Un documentaire célébré au Fespam 2025
Le 24 juillet, la salle Canal Olympia de Brazzaville a offert un moment d’unité rare : diplomates, responsables gouvernementaux, artistes et mélomanes se sont retrouvés pour découvrir « Rumba congolaise : les héroïnes », premier long-métrage consacré exclusivement à la contribution féminine dans cette musique inscrite au patrimoine immatériel de l’humanité (Unesco, 2021). La présence du chef de l’État, Denis Sassou Nguesso, témoignait de l’intérêt stratégique que les autorités accordent désormais à la diplomatie culturelle. Le Festival panafricain de musique 2025, vitrine continentale labellisée par l’Union africaine, a servi d’écrin à une avant-première qui, selon la ministre de l’Industrie culturelle, Lydie Pongault, « illustre l’ambition nationale de promouvoir l’égalité et l’excellence artistique ».
La place retrouvée des voix féminines
En soixante minutes, la réalisatrice franco-algérienne Yamina Benguigui déploie une fresque sensible où se croisent archives, témoignages et performances contemporaines. De Lucie Eyenga, première femme à chanter à la radio en 1954, à la slameuse Mariusca, la caméra restitue une lignée longtemps marginalisée par des récits musicologiques centrés sur les figures masculines. « On avait cité tous les hommes… et pas une seule femme », confie la cinéaste, évoquant le déclic survenu lors d’une cérémonie officielle à Paris. Mbilia Bel, Faya Tess, Barbara Kanam ou encore l’icône Abeti Masikini prennent, à l’écran, la parole qui leur a manqué dans l’histoire officielle. Le résultat est un dialogue transgénérationnel où le timbre de la rumba se double d’une aspiration à la reconnaissance sociale.
Soft power et diplomatie culturelle congolaise
Au-delà de l’hommage artistique, le film met en lumière la capacité d’influence du Congo-Brazzaville. Depuis plusieurs années, la consolidation du secteur créatif est érigée en pilier du Plan national de développement, notamment grâce au label « Route de la rumba ». Dans sa prise de parole, l’historien Didier Gondola a rappelé que cette musique a « servi de pont symbolique entre les deux capitales les plus proches du monde, Brazzaville et Kinshasa ». L’évènement brazzavillois confirme une orientation diplomatique où le patrimoine culturel agit comme facteur de cohésion interne et de rayonnement externe, complémentaire des initiatives régionales portées par la Commission de la CEEAC. Des attachés culturels européens présents lors de la projection ont eux-mêmes salué « la maturité narrative » du film, gage d’une coopération accrue dans les industries créatives.

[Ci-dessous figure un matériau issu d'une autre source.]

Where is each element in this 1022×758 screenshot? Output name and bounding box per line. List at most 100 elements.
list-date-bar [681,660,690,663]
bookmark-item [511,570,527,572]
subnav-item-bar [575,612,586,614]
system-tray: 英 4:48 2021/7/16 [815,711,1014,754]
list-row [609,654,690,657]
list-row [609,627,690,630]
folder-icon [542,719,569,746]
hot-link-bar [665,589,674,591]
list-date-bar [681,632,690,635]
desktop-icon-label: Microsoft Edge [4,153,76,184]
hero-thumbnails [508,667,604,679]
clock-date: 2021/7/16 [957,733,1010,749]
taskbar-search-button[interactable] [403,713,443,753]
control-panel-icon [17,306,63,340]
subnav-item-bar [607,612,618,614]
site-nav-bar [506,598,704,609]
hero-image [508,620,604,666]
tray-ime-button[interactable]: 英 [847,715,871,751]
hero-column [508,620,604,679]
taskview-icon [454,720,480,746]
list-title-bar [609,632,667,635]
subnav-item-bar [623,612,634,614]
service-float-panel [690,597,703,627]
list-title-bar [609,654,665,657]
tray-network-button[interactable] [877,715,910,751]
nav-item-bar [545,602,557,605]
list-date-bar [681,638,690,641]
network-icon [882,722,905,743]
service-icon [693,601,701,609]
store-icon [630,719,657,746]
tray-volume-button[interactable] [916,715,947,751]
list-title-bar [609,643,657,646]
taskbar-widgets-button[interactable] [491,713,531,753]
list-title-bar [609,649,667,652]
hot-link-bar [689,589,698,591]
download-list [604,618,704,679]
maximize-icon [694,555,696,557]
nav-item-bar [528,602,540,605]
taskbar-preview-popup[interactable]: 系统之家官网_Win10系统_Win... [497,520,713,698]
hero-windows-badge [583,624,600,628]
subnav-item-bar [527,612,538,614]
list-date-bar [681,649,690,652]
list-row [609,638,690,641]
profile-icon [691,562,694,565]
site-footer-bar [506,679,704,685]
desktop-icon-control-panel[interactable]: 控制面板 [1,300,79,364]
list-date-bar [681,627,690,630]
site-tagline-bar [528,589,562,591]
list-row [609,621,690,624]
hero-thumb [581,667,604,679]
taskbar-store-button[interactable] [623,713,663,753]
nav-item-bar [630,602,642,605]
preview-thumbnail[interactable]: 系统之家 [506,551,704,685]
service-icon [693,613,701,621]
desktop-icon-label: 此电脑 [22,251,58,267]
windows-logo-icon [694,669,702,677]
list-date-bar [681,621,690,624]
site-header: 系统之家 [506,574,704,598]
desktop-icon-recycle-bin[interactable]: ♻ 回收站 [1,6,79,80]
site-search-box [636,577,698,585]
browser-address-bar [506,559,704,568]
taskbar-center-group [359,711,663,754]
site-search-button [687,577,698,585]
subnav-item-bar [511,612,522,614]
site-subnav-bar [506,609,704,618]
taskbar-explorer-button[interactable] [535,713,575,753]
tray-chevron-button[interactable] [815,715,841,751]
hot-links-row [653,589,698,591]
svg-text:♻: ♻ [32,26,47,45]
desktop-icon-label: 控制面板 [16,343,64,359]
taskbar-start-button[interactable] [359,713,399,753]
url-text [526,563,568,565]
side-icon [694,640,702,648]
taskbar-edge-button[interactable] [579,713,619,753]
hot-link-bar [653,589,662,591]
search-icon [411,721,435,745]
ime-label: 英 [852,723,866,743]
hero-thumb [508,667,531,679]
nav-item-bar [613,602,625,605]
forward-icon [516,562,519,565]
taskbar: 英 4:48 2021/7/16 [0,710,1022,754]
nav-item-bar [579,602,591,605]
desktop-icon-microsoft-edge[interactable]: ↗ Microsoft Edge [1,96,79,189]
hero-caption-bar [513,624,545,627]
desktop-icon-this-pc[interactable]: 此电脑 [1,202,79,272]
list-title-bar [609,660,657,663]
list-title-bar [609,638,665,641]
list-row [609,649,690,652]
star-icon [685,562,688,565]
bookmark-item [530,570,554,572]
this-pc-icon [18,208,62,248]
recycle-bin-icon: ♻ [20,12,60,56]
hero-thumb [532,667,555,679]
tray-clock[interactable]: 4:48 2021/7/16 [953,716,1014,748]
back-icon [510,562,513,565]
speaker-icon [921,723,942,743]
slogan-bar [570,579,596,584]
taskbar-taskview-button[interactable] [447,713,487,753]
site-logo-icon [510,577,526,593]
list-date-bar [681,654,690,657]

Enjeux économiques et droits d’auteur
Le récit n’élude pas la question sensible de la propriété intellectuelle. Mbilia Bel, voix d’or des années 1980, y déplore des droits d’auteur jamais versés, tandis qu’Henri Ossebi, membre du comité expert Rumba-Unesco, insiste sur la nécessité d’actualiser les cadres juridiques à l’ère du streaming. Cette réflexion trouve un écho dans la stratégie gouvernementale visant à moderniser le Bureau congolais des droits d’auteur. Le documentaire, en donnant un visage concret à ces manquements, offre un outil pédagogique pour accélérer la réforme. Il rappelle aussi que la reconnaissance internationale n’a de sens que si elle garantit un revenu décent aux créateurs, condition sine qua non d’une économie culturelle durable.
Perspectives pour l’écosystème musical national
À la sortie de la projection, la performance a cappella de Barbara Kanam, Mbilia Bel, Faya Tess et Mariusca a suscité une vive émotion. Mais c’est surtout l’échange informel qui a suivi avec des acteurs privés — diffuseurs, sociétés de production, plateformes numériques — qui laisse entrevoir des avancées concrètes. L’espoir exprimé par les artistes de voir émerger des résidences musicales dédiées aux femmes s’aligne sur l’objectif de professionnalisation soutenu par le ministère de la Culture. Selon les analystes, la combinaison de la visibilité obtenue grâce au film et des incitations publiques pourrait attirer des financements extérieurs, renforcer l’emploi local et structurer des chaînes de valeur régionales. En somme, le documentaire agit comme catalyseur : il ranime la mémoire collective, tout en ouvrant la voie à une nouvelle gouvernance où création artistique, équité de genre et développement économique dialoguent harmonieusement.